Vesper: Wir Christen sind in Europa eine ganz große Kraft. Wenn wir uns als katholische, als evangelische und als orthodoxe Christinnen und Christen zusammentun, dann haben wir in Europa etwas zu sagen. Wir haben etwas beizutragen, wenn wir einig sind und wenn wir uns gemeinsam artikulieren. Das Treffen damals im Mai '89, hatte den Titel "Frieden in Gerechtigkeit". Das war die erste Ökumenische Versammlung in Basel '89.

Es gab dann einige Jahre später in Graz – und da durfte ich der Versammlungssekretär für die katholische Seite sein – ein weiteres ökumenisches Treffen. Das hieß dann aber nicht mehr "Frieden in Gerechtigkeit", sondern "Gerechtigkeit, Frieden und Bewahrung der Schöpfung". Man merkt, da kommt der Gedanke der Schöpfung noch dazu. Das gab es dann auch noch ein drittes Mal: in Rumänien, in Sibiu im Jahr 2007.

Wenn die Christen sich gemeinsam versammeln und gemeinsam erklären, was sie an Gerechtigkeit, an Frieden und Bewahrung der Schöpfung wollen, dann ist das eine Stimme, die von der Gesellschaft und von den Ländern gehört wird. Deswegen sollten wir und so oft es geht gemeinsam äußern und Stellung zu den wichtigsten Fragen nehmen, die die Menschheit berühren.

Brüggenjürgen: Sie sind selbst immer wieder unterwegs – auch jenseits des Dreiländerecks – und machen Pilgerreisen in ferne Länder. Was für Erfahrungen machen Sie dabei?

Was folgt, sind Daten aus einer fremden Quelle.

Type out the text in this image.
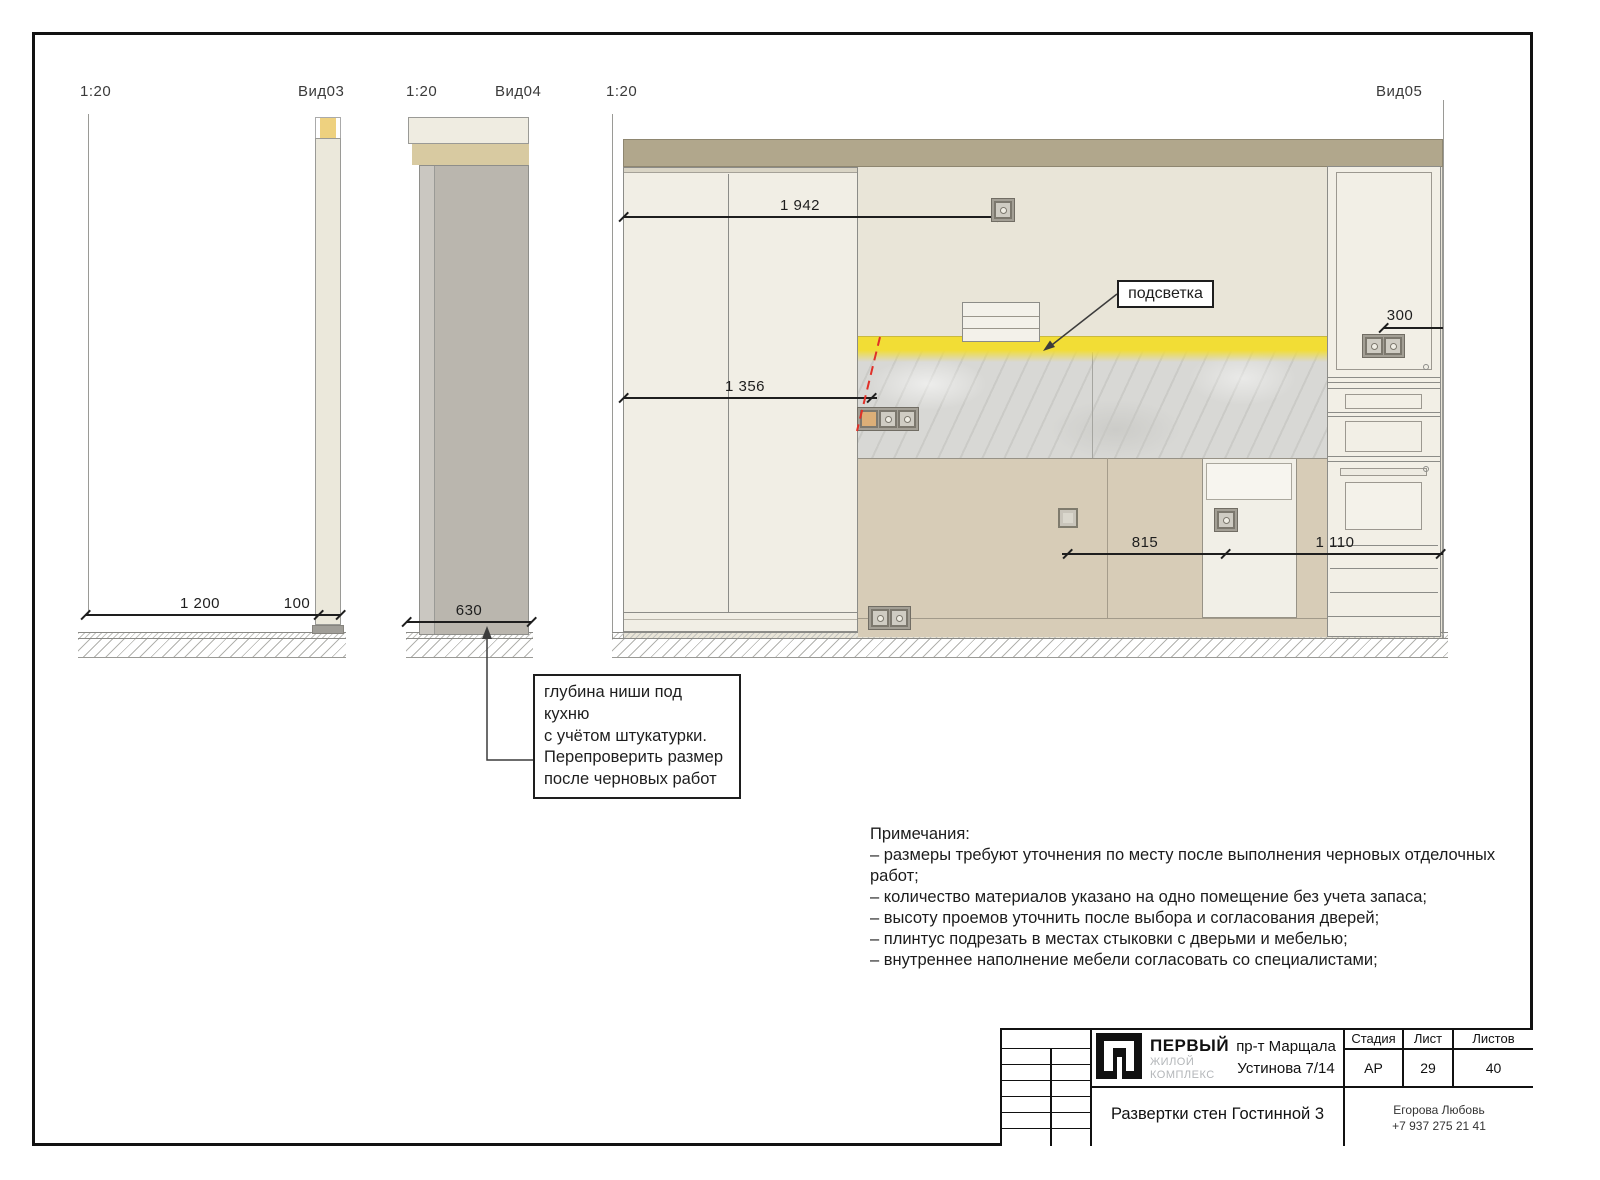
1:20	Вид03
1 200	100
1:20	Вид04
630
глубина ниши под кухню
с учётом штукатурки.
Перепроверить размер
после черновых работ
1:20	Вид05
1 942
1 356
815	1 110
300
подсветка
Примечания:
– размеры требуют уточнения по месту после выполнения черновых отделочных работ;
– количество материалов указано на одно помещение без учета запаса;
– высоту проемов уточнить после выбора и согласования дверей;
– плинтус подрезать в местах стыковки с дверьми и мебелью;
– внутреннее наполнение мебели согласовать со специалистами;
ПЕРВЫЙ
ЖИЛОЙ
КОМПЛЕКС
пр-т Марщала
Устинова 7/14
Стадия	Лист	Листов
АР	29	40
Развертки стен Гостинной 3	Егорова Любовь
+7 937 275 21 41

Vesper: Es ist einfach toll, sich auf ein Ziel hinzubewegen, das Ganze in der Natur zu machen und mit einem Elan, der alles in Bewegung bringt. "Alles ginge besser, wenn wir mehr gehen würden", sagt ein Spruch. Wir gehen ja mit unserer Kraft auf ein Ziel hin. Letzten Endes sehen wir auch als Christinnen und Christen überall die Zeichen von früheren Christinnen und Christen. Wir spüren, dass wir eine riesengroße Gemeinschaft sind. Erst recht wir Katholiken, die weltweit eine einzige Kirche sind. In Gemeinschaft mit den Evangelischen und den Orthodoxen sind wir nirgendwo in ganz Europa allein, wohin wir auch immer pilgern.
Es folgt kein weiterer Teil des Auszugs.